Keeping it cooped up in its tank makes it more aware of its pain and proximity of its death, but taking it out of the tank gives it a reassuring feeling and a peaceful end.

Comfort it through your relaxation time

While meditating, reading a book, or watching a movie, you can place your snake on your lap or next to you.

This will induce a relaxed feeling in your dying snake and make them feel comforted; however, you should only do this in quiet scenery and avoid sudden movements as this might startle the snake into fear, awakening its senses to its death.

You can also interact with it’s through soothing words, especially if this is an activity you’ve been doing while it was healthy.

As weird as it might sound, animals love interactions, and a deadly snake isn’t an exception.

Keep it hydrated and fed. 

Although a symptom of an ill or dying snake is losing interest in food or water, you shouldn’t stop providing it with either of them.

You should continue its feeding routine but offer it in minimal quantity; if they refuse to eat, you’ll need to get creative on keeping them hydrated and fed.

One way to get them to feed or drink is by mixing both the food and water, so if it’s the food they refuse, mixing it with the water will suffice and vice versa.

How to Save a Dying Snake

If your pet snake has stopped eating and is acting lethargic, read on for information on how to revive a dying snake.

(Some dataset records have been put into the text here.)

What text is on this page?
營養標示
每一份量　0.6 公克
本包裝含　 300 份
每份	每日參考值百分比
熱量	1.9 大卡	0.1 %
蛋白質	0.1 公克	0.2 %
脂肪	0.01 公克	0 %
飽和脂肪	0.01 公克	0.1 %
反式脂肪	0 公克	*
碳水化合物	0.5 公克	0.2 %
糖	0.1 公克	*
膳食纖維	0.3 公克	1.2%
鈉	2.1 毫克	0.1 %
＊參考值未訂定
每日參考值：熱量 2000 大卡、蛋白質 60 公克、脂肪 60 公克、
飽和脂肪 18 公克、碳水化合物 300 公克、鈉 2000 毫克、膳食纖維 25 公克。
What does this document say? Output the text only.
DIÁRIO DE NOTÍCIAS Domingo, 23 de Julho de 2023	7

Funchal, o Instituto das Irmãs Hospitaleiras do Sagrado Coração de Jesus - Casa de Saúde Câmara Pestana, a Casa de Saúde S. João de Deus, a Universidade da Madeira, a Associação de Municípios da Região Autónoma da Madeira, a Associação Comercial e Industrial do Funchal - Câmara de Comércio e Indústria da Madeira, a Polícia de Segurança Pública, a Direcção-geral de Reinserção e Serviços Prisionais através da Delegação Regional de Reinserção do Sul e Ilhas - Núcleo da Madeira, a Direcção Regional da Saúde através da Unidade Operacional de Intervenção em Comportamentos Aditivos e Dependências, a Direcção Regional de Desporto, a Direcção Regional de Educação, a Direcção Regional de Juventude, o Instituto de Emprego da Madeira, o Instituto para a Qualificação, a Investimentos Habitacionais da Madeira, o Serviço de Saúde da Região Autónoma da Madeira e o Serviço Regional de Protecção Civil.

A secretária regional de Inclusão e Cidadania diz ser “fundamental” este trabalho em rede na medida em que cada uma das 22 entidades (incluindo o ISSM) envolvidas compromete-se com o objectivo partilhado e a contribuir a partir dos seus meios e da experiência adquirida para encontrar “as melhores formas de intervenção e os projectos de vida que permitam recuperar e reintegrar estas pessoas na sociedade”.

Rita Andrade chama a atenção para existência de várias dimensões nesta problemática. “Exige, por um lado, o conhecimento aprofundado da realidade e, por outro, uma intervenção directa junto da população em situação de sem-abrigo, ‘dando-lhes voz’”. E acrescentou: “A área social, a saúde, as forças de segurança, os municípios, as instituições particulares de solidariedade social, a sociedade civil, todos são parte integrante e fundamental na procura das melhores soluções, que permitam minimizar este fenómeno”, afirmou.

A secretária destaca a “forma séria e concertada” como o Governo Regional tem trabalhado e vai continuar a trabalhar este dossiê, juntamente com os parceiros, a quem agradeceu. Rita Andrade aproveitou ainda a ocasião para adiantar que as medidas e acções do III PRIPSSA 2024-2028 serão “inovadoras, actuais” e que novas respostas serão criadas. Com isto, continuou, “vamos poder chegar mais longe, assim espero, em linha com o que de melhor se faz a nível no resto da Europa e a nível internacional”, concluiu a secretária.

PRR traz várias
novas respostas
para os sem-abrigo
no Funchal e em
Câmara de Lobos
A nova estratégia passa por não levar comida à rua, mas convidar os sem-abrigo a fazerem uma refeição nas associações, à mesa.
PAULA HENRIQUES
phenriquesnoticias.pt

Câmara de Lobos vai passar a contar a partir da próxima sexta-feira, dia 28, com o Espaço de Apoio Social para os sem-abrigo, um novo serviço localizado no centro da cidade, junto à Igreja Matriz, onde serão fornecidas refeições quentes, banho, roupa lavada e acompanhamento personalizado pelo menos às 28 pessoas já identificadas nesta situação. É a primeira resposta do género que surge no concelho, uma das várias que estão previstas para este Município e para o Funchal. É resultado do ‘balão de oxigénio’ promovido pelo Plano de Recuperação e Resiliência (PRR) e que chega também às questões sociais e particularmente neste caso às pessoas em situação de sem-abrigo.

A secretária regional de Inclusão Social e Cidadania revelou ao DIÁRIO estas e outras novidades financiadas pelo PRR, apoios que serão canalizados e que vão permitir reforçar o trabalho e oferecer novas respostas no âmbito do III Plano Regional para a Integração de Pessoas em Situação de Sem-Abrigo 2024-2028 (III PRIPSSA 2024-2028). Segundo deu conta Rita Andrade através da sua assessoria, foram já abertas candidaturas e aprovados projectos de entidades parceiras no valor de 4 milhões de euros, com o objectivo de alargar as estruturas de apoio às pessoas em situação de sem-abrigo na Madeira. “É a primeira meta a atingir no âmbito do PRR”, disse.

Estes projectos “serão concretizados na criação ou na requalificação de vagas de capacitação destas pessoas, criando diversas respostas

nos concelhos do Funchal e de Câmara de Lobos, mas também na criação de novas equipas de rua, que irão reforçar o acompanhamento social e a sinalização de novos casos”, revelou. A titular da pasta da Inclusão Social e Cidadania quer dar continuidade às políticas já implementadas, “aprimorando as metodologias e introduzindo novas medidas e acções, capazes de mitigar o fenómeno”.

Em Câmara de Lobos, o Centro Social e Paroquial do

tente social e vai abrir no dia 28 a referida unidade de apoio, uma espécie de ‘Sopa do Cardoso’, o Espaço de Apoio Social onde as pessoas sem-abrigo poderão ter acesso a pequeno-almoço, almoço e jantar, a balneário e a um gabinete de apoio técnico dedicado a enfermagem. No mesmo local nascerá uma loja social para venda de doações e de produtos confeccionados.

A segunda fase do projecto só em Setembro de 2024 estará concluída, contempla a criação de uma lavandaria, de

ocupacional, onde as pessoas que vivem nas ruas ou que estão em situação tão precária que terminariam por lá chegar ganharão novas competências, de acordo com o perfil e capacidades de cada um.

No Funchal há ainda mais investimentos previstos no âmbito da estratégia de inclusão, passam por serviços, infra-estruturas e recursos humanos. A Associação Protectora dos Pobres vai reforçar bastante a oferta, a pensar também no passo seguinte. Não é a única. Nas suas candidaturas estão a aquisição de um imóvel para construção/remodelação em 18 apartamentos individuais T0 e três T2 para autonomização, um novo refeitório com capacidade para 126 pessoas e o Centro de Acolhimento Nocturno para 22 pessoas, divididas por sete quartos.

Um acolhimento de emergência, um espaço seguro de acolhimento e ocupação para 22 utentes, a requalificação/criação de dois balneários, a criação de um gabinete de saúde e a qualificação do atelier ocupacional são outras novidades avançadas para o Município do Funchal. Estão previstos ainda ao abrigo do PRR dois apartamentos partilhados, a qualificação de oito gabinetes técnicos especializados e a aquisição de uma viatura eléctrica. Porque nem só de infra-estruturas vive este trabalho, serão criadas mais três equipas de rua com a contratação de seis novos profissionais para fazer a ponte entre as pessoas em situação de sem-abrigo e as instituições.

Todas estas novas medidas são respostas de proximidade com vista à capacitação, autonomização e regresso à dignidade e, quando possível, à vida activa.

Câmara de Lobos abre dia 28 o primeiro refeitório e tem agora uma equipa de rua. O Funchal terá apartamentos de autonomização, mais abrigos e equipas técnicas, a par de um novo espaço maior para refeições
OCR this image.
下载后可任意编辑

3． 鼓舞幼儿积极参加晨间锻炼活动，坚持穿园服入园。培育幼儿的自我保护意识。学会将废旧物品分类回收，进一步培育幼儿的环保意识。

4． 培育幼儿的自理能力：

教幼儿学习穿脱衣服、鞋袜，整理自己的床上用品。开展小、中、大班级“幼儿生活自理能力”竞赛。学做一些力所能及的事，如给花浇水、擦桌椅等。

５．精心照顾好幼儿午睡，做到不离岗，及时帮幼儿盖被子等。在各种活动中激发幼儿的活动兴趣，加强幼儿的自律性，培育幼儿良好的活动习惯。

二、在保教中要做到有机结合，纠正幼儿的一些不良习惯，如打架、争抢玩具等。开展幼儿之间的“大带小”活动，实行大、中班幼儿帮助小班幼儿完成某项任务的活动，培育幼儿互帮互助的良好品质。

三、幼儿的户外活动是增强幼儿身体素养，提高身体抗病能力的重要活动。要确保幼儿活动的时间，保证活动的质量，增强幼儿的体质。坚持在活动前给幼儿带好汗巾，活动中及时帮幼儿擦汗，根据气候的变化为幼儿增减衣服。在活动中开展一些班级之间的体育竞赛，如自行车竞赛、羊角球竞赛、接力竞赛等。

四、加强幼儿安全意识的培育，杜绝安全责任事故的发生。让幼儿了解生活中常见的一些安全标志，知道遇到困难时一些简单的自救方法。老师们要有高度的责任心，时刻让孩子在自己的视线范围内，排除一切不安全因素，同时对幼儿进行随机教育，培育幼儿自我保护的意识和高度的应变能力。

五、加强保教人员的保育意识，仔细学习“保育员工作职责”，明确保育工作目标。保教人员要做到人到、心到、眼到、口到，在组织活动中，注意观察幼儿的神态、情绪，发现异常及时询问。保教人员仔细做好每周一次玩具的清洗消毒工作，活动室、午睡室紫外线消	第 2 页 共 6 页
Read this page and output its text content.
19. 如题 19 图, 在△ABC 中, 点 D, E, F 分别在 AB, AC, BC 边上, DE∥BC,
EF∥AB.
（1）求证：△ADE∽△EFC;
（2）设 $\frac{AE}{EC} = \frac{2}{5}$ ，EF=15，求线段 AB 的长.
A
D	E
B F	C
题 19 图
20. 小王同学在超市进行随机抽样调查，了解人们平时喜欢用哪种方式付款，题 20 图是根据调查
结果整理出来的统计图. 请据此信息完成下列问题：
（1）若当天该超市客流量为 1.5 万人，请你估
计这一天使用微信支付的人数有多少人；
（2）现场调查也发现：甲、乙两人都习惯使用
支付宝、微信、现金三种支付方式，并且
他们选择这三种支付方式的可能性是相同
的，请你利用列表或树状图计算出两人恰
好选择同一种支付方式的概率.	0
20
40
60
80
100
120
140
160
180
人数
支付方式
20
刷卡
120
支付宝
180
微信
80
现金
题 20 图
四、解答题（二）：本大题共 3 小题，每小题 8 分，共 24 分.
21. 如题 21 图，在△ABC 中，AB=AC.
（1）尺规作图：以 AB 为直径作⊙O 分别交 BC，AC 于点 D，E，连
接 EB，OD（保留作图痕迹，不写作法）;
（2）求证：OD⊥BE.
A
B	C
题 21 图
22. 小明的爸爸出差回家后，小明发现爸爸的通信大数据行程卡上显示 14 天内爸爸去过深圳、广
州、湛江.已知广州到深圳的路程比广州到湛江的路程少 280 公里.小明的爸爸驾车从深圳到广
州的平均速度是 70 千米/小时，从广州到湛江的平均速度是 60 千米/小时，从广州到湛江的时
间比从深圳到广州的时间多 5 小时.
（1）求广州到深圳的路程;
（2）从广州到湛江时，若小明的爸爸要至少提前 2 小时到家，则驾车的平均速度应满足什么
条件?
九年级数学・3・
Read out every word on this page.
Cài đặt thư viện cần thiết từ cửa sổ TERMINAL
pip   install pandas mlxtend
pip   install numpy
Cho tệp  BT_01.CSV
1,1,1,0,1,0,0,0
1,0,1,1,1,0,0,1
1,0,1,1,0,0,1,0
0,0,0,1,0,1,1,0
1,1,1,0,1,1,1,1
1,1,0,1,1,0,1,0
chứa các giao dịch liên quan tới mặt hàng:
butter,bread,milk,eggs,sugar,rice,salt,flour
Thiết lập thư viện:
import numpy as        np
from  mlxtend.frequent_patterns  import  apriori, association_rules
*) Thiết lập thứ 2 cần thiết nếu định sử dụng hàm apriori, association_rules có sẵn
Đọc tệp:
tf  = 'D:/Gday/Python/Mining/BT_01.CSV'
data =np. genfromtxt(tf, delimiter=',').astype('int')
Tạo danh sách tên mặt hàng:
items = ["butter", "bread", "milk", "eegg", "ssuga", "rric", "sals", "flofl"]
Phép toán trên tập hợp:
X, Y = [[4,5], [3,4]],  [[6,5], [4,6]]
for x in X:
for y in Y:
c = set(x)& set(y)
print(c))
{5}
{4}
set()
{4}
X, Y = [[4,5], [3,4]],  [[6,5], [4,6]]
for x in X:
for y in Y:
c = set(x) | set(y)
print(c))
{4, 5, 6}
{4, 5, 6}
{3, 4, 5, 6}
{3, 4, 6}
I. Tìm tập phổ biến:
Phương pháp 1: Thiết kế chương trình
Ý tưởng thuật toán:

If your snake is still alive but sick, follow these steps:

  • Make sure the snake has a clean, comfortable area to live in. If it doesn’t, you can build an enclosure or modify its current one.
  • Create daytime and nighttime temperatures by using different heat sources. Also use thermometers to make sure that your pet’s environment is not too hot or cold. That way, if they are sick but still alive, they will be able to heal without getting worse due to temperature changes outside of their control.
  • When feeding them during treatment time, don’t handle the food since handling disturbs their digestive system (this article explains why) and could prolong recovery time, simply place food near them so they can eat on their own terms when they’re ready.
  • If they are not eating on their own, you will need to force-feed them. Make sure the prey is small and warm (but not hot) before feeding it to your snake: this means that their body temperature has been restored after being sick and feverish for a period of time.
  • Give them time to rest between feedings.
  • Perform fecal exams on your snake every other day for about two weeks in order to make sure their digestive system is still functional and there are no parasites in their feces. After this, perform a checkup once per month for one year after treatment starts so you can monitor the progress of the recovery period.

Conclusion

Although the death of your feisty friend can be tough grief, comforting a dying snake in its last moments gives it a peaceful rest and provides you with closure knowing you were present through its final hiss and breath.